ELISA Kits for Amyloid Synthesis Pathways (2X96T)

Background on Protein Targets of the Amyloid ELISA Kits

Amyloid-Beta:  Amyloid-Beta (Aβ) is generated by sequential cleavage by alpha, beta and gamma secretases of the amyloid precursor protein (APP), a transmembrane protein of unknown function.  Inhibition of secretase activity has been proposed as a therapeutic strategy to limit amyloid-Beta (Aβ) accumulation. The γ secretase, which produces the C-terminal end of the Aβ peptide, cleaves within the transmembrane region of APP and generates amyloid-Beta (Aβ) isoforms of 36-43 amino acid residues in length. The most common isoforms of amyloid-Beta are Aβ₄₀ and Aβ₄₂;  the shorter amyloid-Beta isoform is typically produced by cleavage in the endoplasmic reticulum, while the longer isoform is processed by cleavage in the trans-Golgi network.  Aβ₄₀ is the most common amyloid-Beta (Aβ) isoform, but Aβ₄₂ is the more fibrillogenic and is thus is the predominant form associated Alzheimer’s disease.  Antibodies employed in this Amyloid-Beta ELISA kit are selective for the Aβ₄₂ isoform of amyloid-beta, with insignificant cross-reactivity with the Aβ₄₀ isoform.

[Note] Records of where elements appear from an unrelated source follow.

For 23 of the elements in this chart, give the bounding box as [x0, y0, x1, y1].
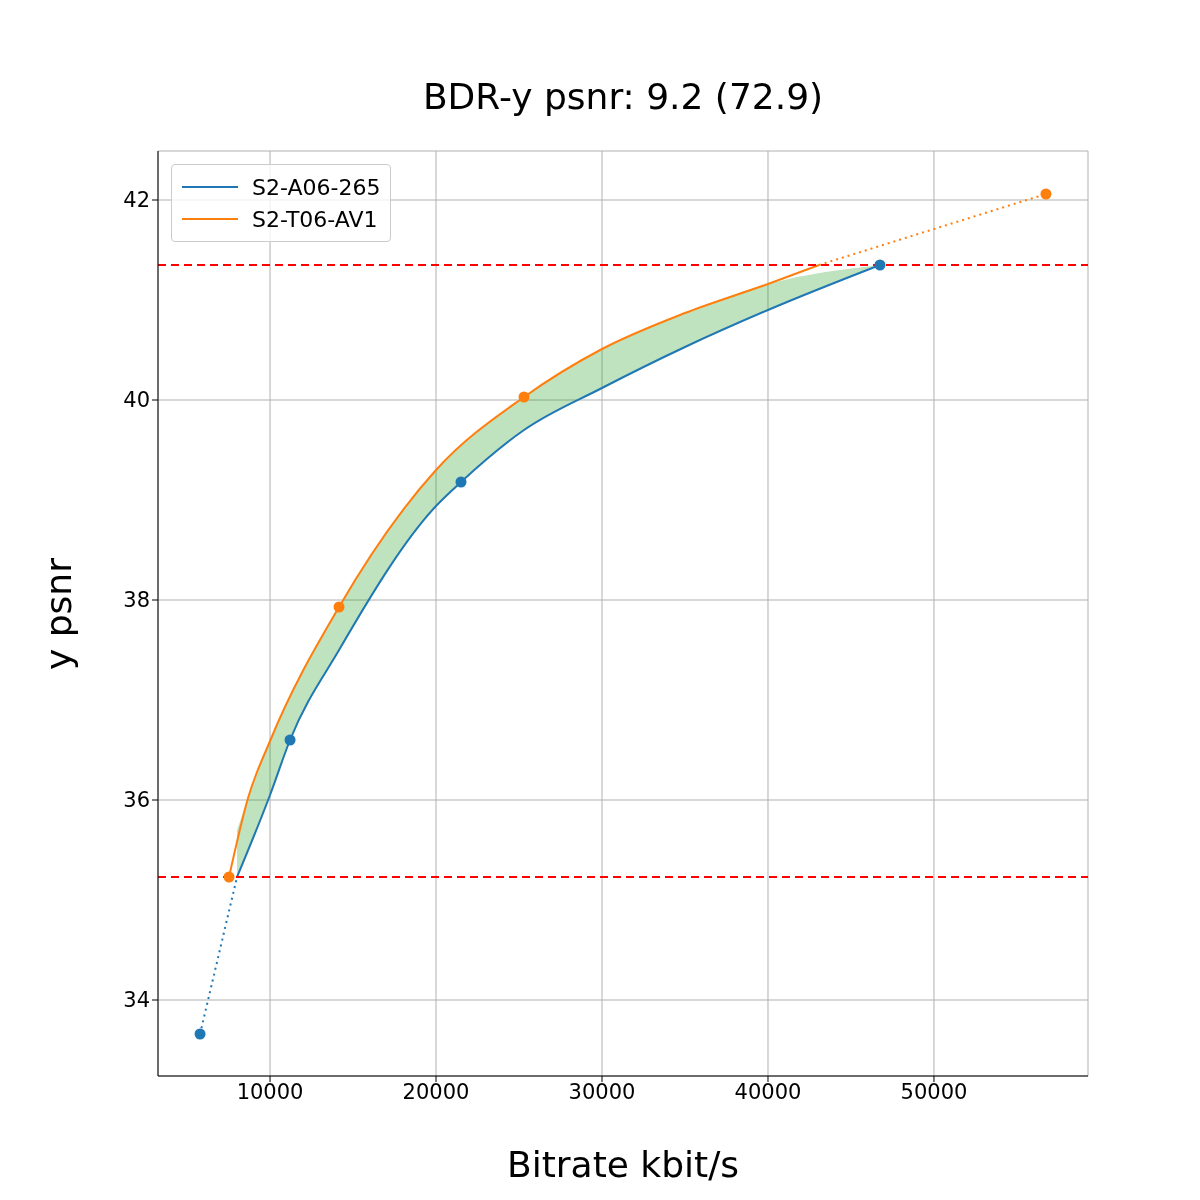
point [455, 476, 467, 488]
point [333, 601, 345, 613]
x-tick-label: 20000 [402, 1079, 470, 1104]
y-tick-label: 38 [123, 588, 150, 613]
legend-label: S2-A06-265 [252, 174, 381, 200]
point [874, 259, 886, 271]
chart-title: BDR-y psnr: 9.2 (72.9) [421, 76, 825, 117]
y-axis-title: y psnr [37, 557, 79, 670]
point [1040, 188, 1052, 200]
x-tick-label: 30000 [568, 1079, 636, 1104]
y-tick-label: 34 [123, 988, 150, 1013]
point [284, 734, 296, 746]
x-tick-label: 50000 [900, 1079, 968, 1104]
y-tick-label: 40 [123, 388, 150, 413]
point [518, 391, 530, 403]
point [223, 871, 235, 883]
y-tick-label: 36 [123, 788, 150, 813]
x-axis-title: Bitrate kbit/s [505, 1144, 741, 1185]
y-tick-label: 42 [123, 188, 150, 213]
point [194, 1028, 206, 1040]
x-tick-label: 10000 [236, 1079, 304, 1104]
x-tick-label: 40000 [734, 1079, 802, 1104]
legend-label: S2-T06-AV1 [252, 206, 378, 232]
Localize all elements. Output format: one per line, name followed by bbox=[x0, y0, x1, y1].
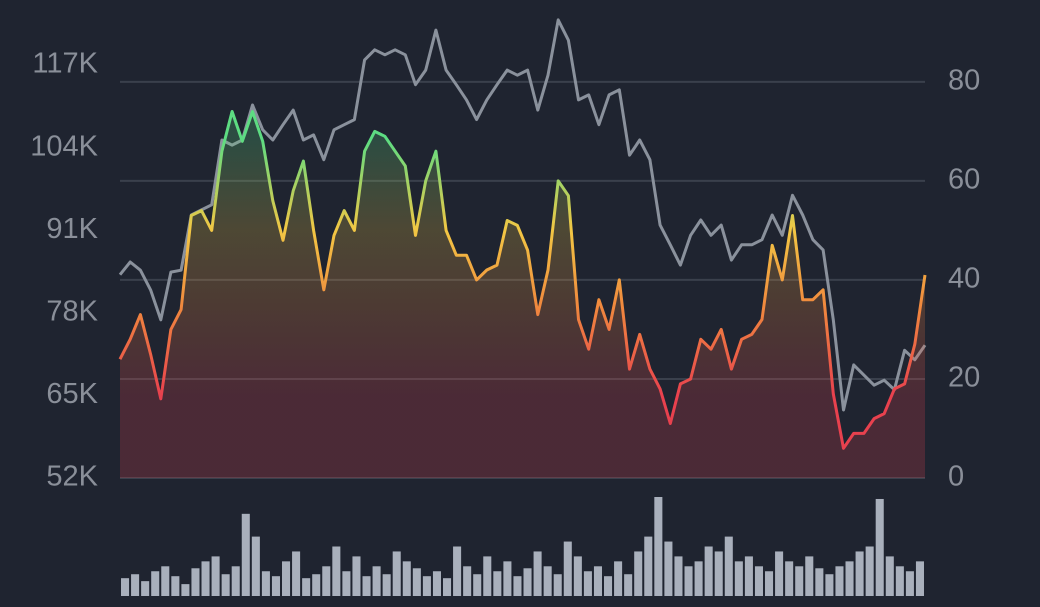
volume-bar bbox=[342, 571, 351, 596]
volume-bar bbox=[261, 571, 270, 596]
volume-bar bbox=[352, 556, 361, 596]
y2-tick-label: 40 bbox=[948, 263, 980, 295]
volume-bar bbox=[151, 571, 160, 596]
volume-bar bbox=[332, 546, 341, 596]
volume-bar bbox=[765, 571, 774, 596]
y2-tick-label: 60 bbox=[948, 164, 980, 196]
volume-bar bbox=[654, 497, 663, 596]
volume-bar bbox=[835, 566, 844, 596]
volume-bar bbox=[402, 561, 411, 596]
volume-bar bbox=[634, 551, 643, 596]
line bbox=[118, 18, 927, 412]
y-tick-label: 52K bbox=[46, 461, 98, 493]
volume-bar bbox=[915, 561, 924, 596]
volume-bar bbox=[533, 551, 542, 596]
volume-bar bbox=[422, 576, 431, 596]
volume-bar bbox=[553, 574, 562, 596]
volume-bar bbox=[754, 566, 763, 596]
volume-bar bbox=[805, 556, 814, 596]
volume-bar bbox=[121, 578, 130, 596]
volume-bar bbox=[141, 581, 150, 596]
volume-bar bbox=[865, 546, 874, 596]
volume-bar bbox=[282, 561, 291, 596]
volume-bar bbox=[453, 546, 462, 596]
volume-bar bbox=[161, 566, 170, 596]
volume-bar bbox=[674, 556, 683, 596]
volume-bar bbox=[312, 574, 321, 596]
volume-bar bbox=[604, 576, 613, 596]
volume-bar bbox=[583, 571, 592, 596]
volume-bar bbox=[664, 541, 673, 596]
volume-bar bbox=[443, 578, 452, 596]
volume-bar bbox=[624, 574, 633, 596]
volume-bar bbox=[714, 551, 723, 596]
volume-bar bbox=[895, 566, 904, 596]
y-tick-label: 78K bbox=[46, 295, 98, 327]
volume-bar bbox=[302, 578, 311, 596]
volume-bar bbox=[322, 566, 331, 596]
volume-bar bbox=[372, 566, 381, 596]
y2-tick-label: 20 bbox=[948, 362, 980, 394]
volume-bar bbox=[201, 561, 210, 596]
volume-bar bbox=[251, 536, 260, 596]
volume-bar bbox=[855, 551, 864, 596]
y2-tick-label: 80 bbox=[948, 64, 980, 96]
volume-bar bbox=[563, 541, 572, 596]
volume-bar bbox=[231, 566, 240, 596]
volume-bar bbox=[513, 576, 522, 596]
volume-bar bbox=[503, 561, 512, 596]
volume-bar bbox=[483, 556, 492, 596]
volume-bar bbox=[211, 556, 220, 596]
volume-bar bbox=[684, 566, 693, 596]
volume-bar bbox=[221, 574, 230, 596]
y-tick-label: 91K bbox=[46, 213, 98, 245]
line bbox=[118, 110, 927, 450]
volume-bar bbox=[412, 568, 421, 596]
volume-bar bbox=[493, 571, 502, 596]
volume-bar bbox=[734, 561, 743, 596]
volume-bar bbox=[905, 571, 914, 596]
volume-bar bbox=[573, 556, 582, 596]
volume-bar bbox=[171, 576, 180, 596]
volume-bar bbox=[473, 574, 482, 596]
volume-bar bbox=[382, 574, 391, 596]
volume-bar bbox=[362, 576, 371, 596]
volume-bar bbox=[241, 513, 250, 596]
volume-bar bbox=[181, 584, 190, 596]
volume-bar bbox=[432, 571, 441, 596]
volume-bar bbox=[744, 556, 753, 596]
volume-bar bbox=[775, 551, 784, 596]
volume-bar bbox=[815, 568, 824, 596]
volume-bar bbox=[392, 551, 401, 596]
volume-bar bbox=[191, 568, 200, 596]
volume-bar bbox=[694, 561, 703, 596]
volume-bar bbox=[724, 536, 733, 596]
volume-bar bbox=[845, 561, 854, 596]
volume-bar bbox=[614, 561, 623, 596]
y2-tick-label: 0 bbox=[948, 461, 964, 493]
volume-bar bbox=[131, 574, 140, 596]
volume-bar bbox=[523, 568, 532, 596]
y-tick-label: 104K bbox=[30, 130, 98, 162]
y-tick-label: 65K bbox=[46, 378, 98, 410]
volume-bar bbox=[292, 551, 301, 596]
volume-bar bbox=[704, 546, 713, 596]
volume-bar bbox=[463, 566, 472, 596]
volume-bar bbox=[825, 574, 834, 596]
volume-bar bbox=[593, 566, 602, 596]
volume-bar bbox=[543, 566, 552, 596]
volume-bar bbox=[885, 556, 894, 596]
volume-bar bbox=[785, 561, 794, 596]
volume-bar bbox=[644, 536, 653, 596]
volume-bar bbox=[795, 566, 804, 596]
y-tick-label: 117K bbox=[32, 48, 98, 80]
area bbox=[120, 111, 925, 478]
volume-bar bbox=[271, 576, 280, 596]
volume-bar bbox=[875, 498, 884, 596]
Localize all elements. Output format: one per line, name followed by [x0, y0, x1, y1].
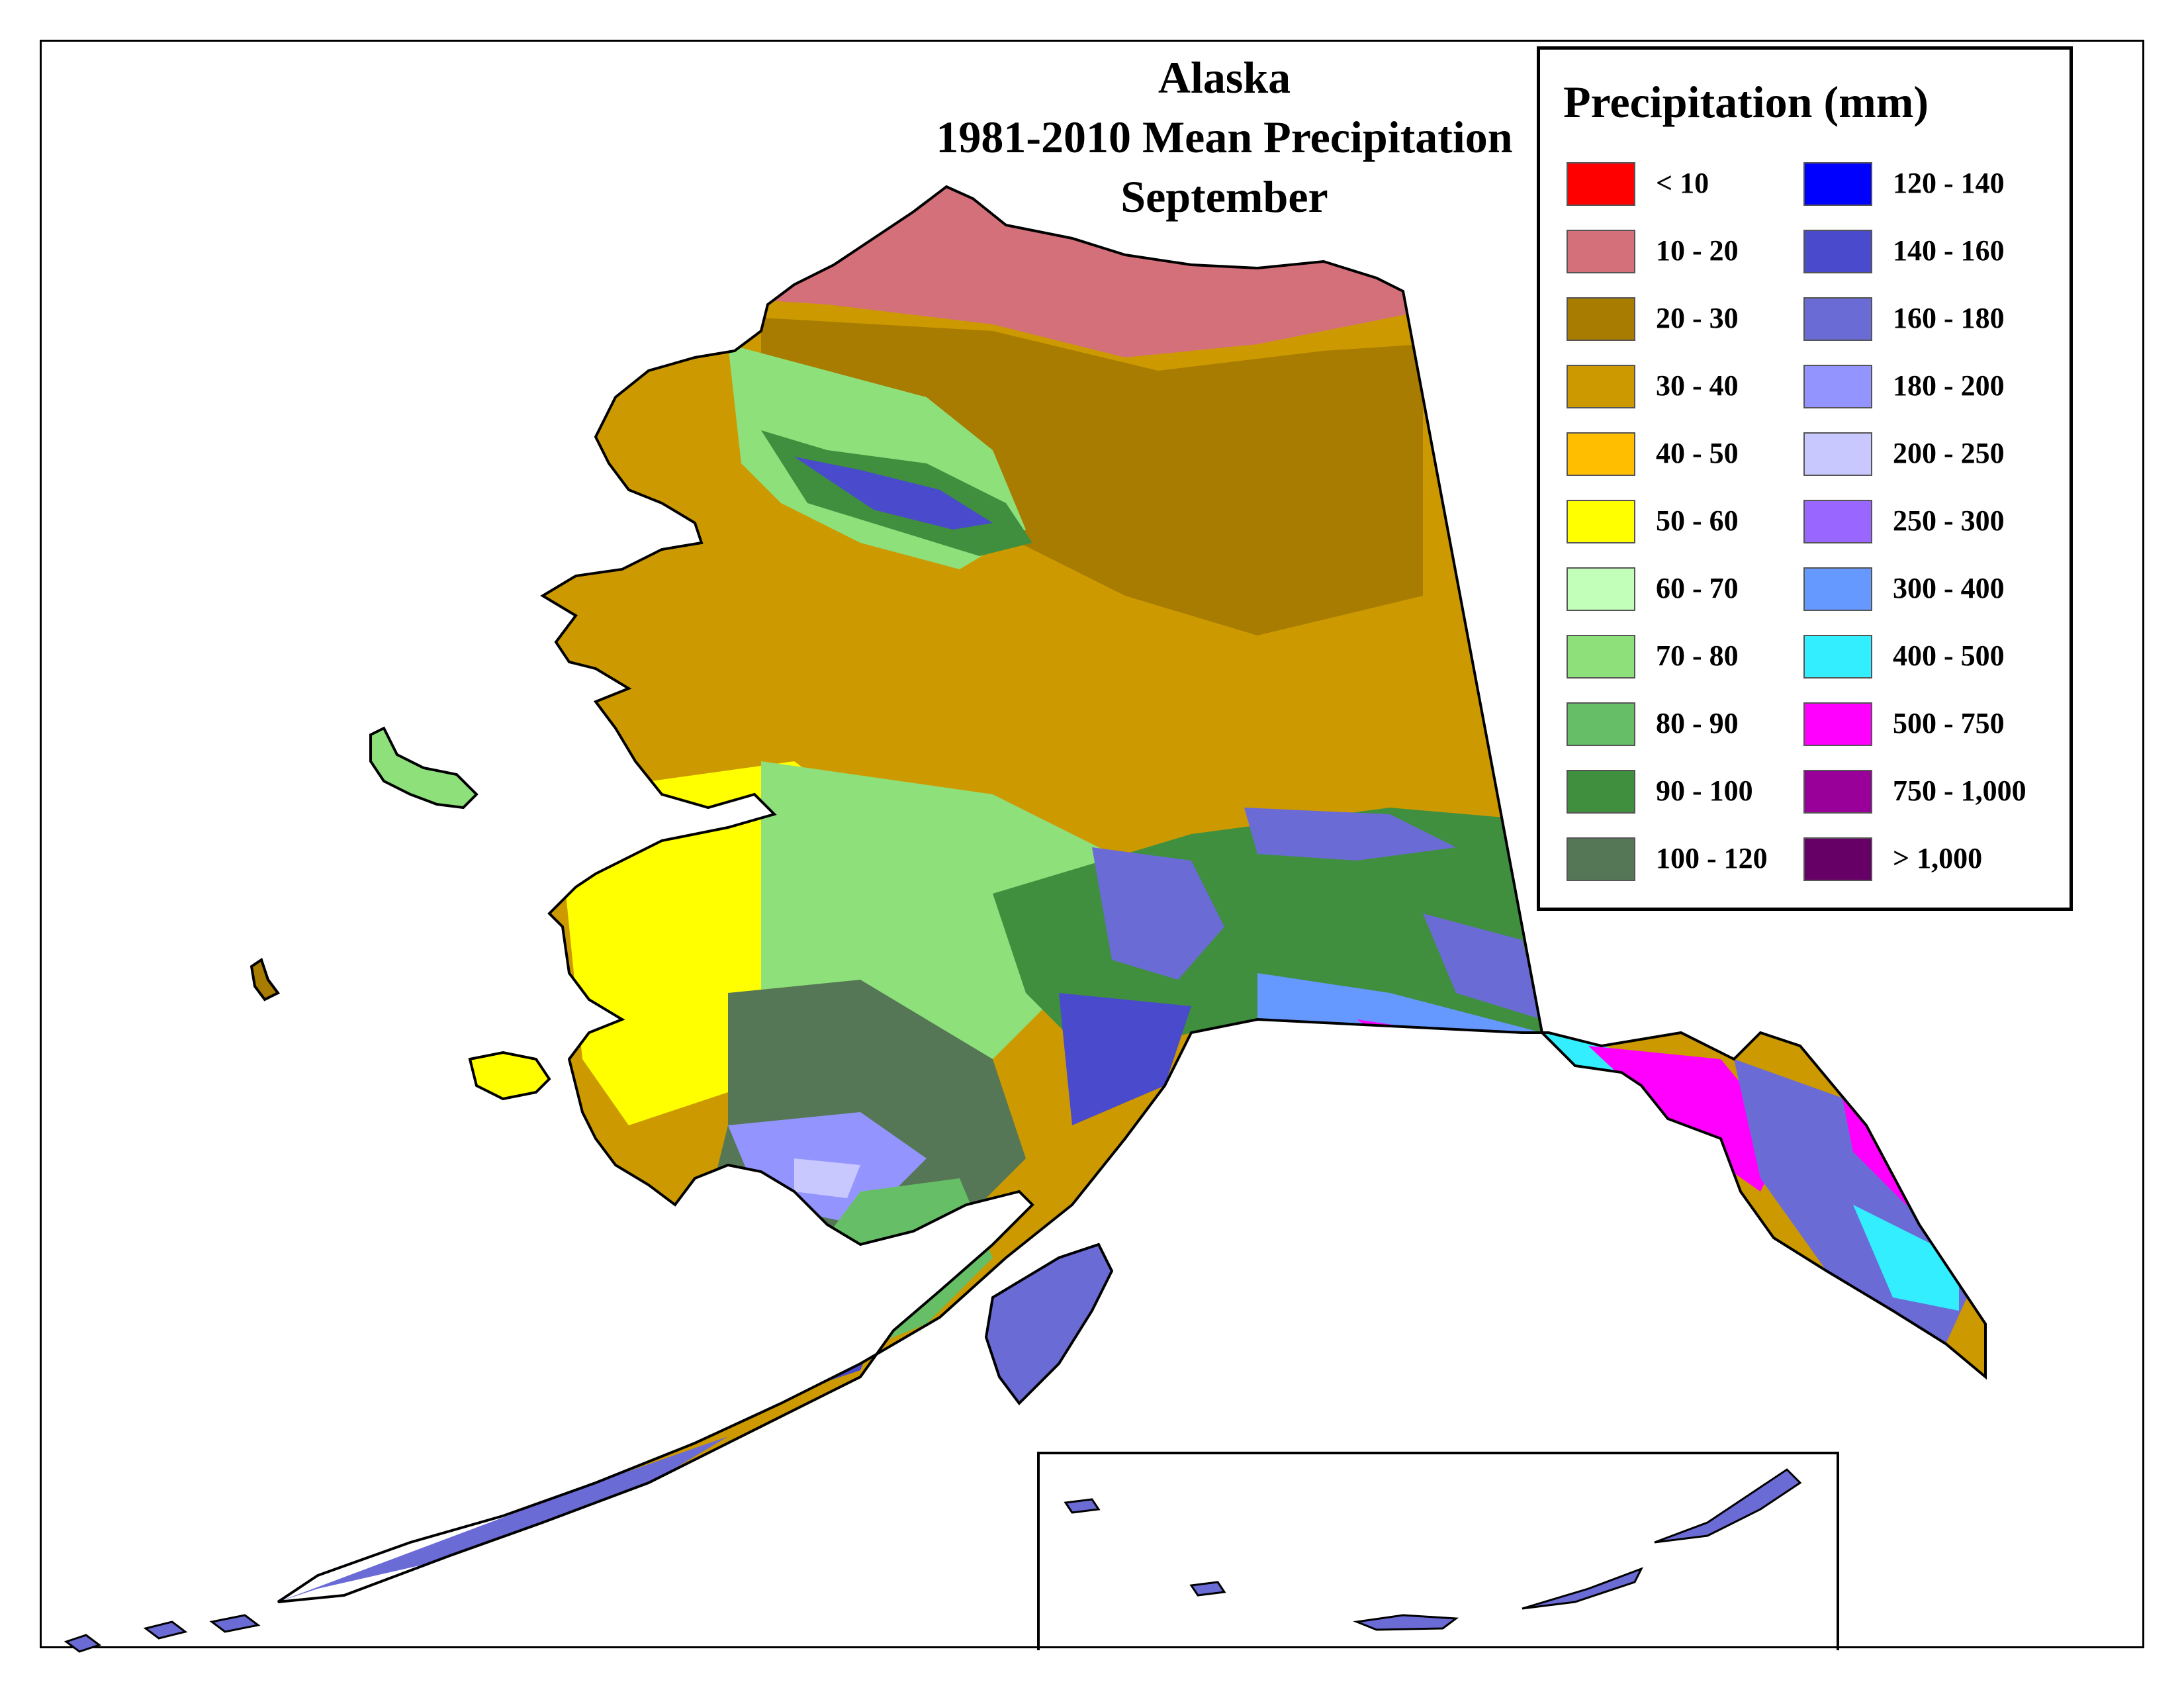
aleutian-west-2 [143, 1620, 188, 1640]
legend-swatch [1567, 365, 1635, 408]
legend-item: 120 - 140 [1803, 162, 2068, 209]
legend-swatch [1803, 432, 1872, 476]
legend-label: 300 - 400 [1893, 572, 2005, 604]
legend-swatch [1803, 567, 1872, 611]
precipitation-legend: Precipitation (mm) < 10 10 - 20 20 - 30 30 … [1537, 46, 2073, 911]
legend-label: 40 - 50 [1656, 437, 1739, 469]
legend-label: 500 - 750 [1893, 707, 2005, 739]
legend-swatch [1567, 162, 1635, 206]
legend-item: 300 - 400 [1803, 567, 2068, 614]
legend-swatch [1803, 500, 1872, 543]
legend-label: 20 - 30 [1656, 302, 1739, 334]
legend-label: 100 - 120 [1656, 842, 1768, 874]
kodiak-island [984, 1243, 1114, 1406]
legend-label: > 1,000 [1893, 842, 1983, 874]
legend-item: < 10 [1567, 162, 1831, 209]
legend-swatch [1567, 702, 1635, 746]
legend-title: Precipitation (mm) [1563, 77, 1929, 127]
legend-label: < 10 [1656, 167, 1709, 199]
title-line-1: Alaska [1158, 52, 1291, 103]
legend-label: 250 - 300 [1893, 504, 2005, 537]
map-title: Alaska 1981-2010 Mean Precipitation Sept… [761, 48, 1688, 226]
legend-swatch [1803, 770, 1872, 814]
legend-label: 80 - 90 [1656, 707, 1739, 739]
legend-item: 500 - 750 [1803, 702, 2068, 749]
legend-item: 400 - 500 [1803, 635, 2068, 681]
st-matthew-island [250, 957, 281, 1002]
legend-swatch [1803, 230, 1872, 273]
legend-item: 60 - 70 [1567, 567, 1831, 614]
legend-item: 160 - 180 [1803, 297, 2068, 344]
legend-label: 200 - 250 [1893, 437, 2005, 469]
st-lawrence-island [369, 726, 478, 810]
title-line-3: September [1120, 171, 1328, 222]
aleutian-west-3 [209, 1614, 261, 1633]
legend-item: 30 - 40 [1567, 365, 1831, 411]
inset-aleutian-islands [1064, 1468, 1802, 1631]
legend-label: 60 - 70 [1656, 572, 1739, 604]
legend-label: 90 - 100 [1656, 774, 1753, 807]
legend-item: 200 - 250 [1803, 432, 2068, 479]
legend-swatch [1803, 162, 1872, 206]
nunivak-island [468, 1051, 551, 1101]
legend-swatch [1567, 230, 1635, 273]
mainland-outline [277, 185, 1987, 1603]
legend-item: 50 - 60 [1567, 500, 1831, 546]
legend-label: 70 - 80 [1656, 639, 1739, 672]
title-line-2: 1981-2010 Mean Precipitation [936, 112, 1513, 162]
legend-item: 140 - 160 [1803, 230, 2068, 276]
legend-label: 120 - 140 [1893, 167, 2005, 199]
legend-label: 160 - 180 [1893, 302, 2005, 334]
legend-item: 100 - 120 [1567, 837, 1831, 884]
legend-item: 40 - 50 [1567, 432, 1831, 479]
legend-swatch [1567, 837, 1635, 881]
aleutian-inset-frame [1037, 1452, 1839, 1650]
legend-item: 70 - 80 [1567, 635, 1831, 681]
legend-label: 140 - 160 [1893, 234, 2005, 267]
legend-label: 50 - 60 [1656, 504, 1739, 537]
legend-item: 80 - 90 [1567, 702, 1831, 749]
legend-label: 400 - 500 [1893, 639, 2005, 672]
legend-swatch [1567, 500, 1635, 543]
legend-swatch [1803, 297, 1872, 341]
legend-swatch [1803, 635, 1872, 679]
legend-swatch [1803, 365, 1872, 408]
legend-swatch [1567, 297, 1635, 341]
legend-swatch [1567, 635, 1635, 679]
legend-swatch [1567, 567, 1635, 611]
legend-swatch [1803, 837, 1872, 881]
legend-label: 180 - 200 [1893, 369, 2005, 402]
legend-item: 180 - 200 [1803, 365, 2068, 411]
legend-swatch [1803, 702, 1872, 746]
legend-label: 750 - 1,000 [1893, 774, 2026, 807]
legend-swatch [1567, 432, 1635, 476]
legend-item: 20 - 30 [1567, 297, 1831, 344]
legend-item: 250 - 300 [1803, 500, 2068, 546]
legend-item: > 1,000 [1803, 837, 2068, 884]
legend-swatch [1567, 770, 1635, 814]
legend-label: 30 - 40 [1656, 369, 1739, 402]
legend-item: 750 - 1,000 [1803, 770, 2068, 816]
legend-item: 10 - 20 [1567, 230, 1831, 276]
legend-label: 10 - 20 [1656, 234, 1739, 267]
legend-item: 90 - 100 [1567, 770, 1831, 816]
aleutian-west-1 [64, 1634, 102, 1653]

Alpha-Synuclein:   Alpha-synuclein (SNCA gene) is a 140 amino acid predominantly cytosolic protein expressed in brain and associated with fibrillar structures in Lewy Bodies associated with Parkinson’s disease.  Although primary located in the cytosol, alpha-synuclein binds to phospholipid and is associated with cellular membraneous structures.  Generation of aggregates in Lewy Bodies and/or association of alpha-synuclein with membraneous structures has been attributed to the etiology of Parkinson’s Disease.

Defects in SNCA are the cause of Parkinson disease type 1 (PARK1). A complex neurodegenerative disorder characterized by bradykinesia, resting tremor, muscular rigidity and postural instability. Additional features are characteristic postural abnormalities, dysautonomia, dystonic cramps, and dementia. The pathology of Parkinson disease involves the loss of dopaminergic neurons in the substantia nigra and the presence of Lewy bodies (intraneuronal accumulations of aggregated proteins), in surviving neurons in various areas of the brain.  

E2-UBCE.  Ubiquitin Conjugating Enzyme:  Ubiquitin-conjugating enzymes, or E2 operate in the second step in the ubiquitination reaction that adds ubiquitin subunits to lysines and results in targeting a protein for degradation in the proteasome.   The polyubiquitination process covalently attaches multiple chains of ubiquitin, a 76 amino acids peptide, to lysine residue on the target protein.  Once a protein has been tagged with polyubiquitin,  it is recognized by the proteasome's 19S subunit, which triggers the ATP-dependent unfolding and targeting into the proteasome's 20S core particle, where proteolysis takes place.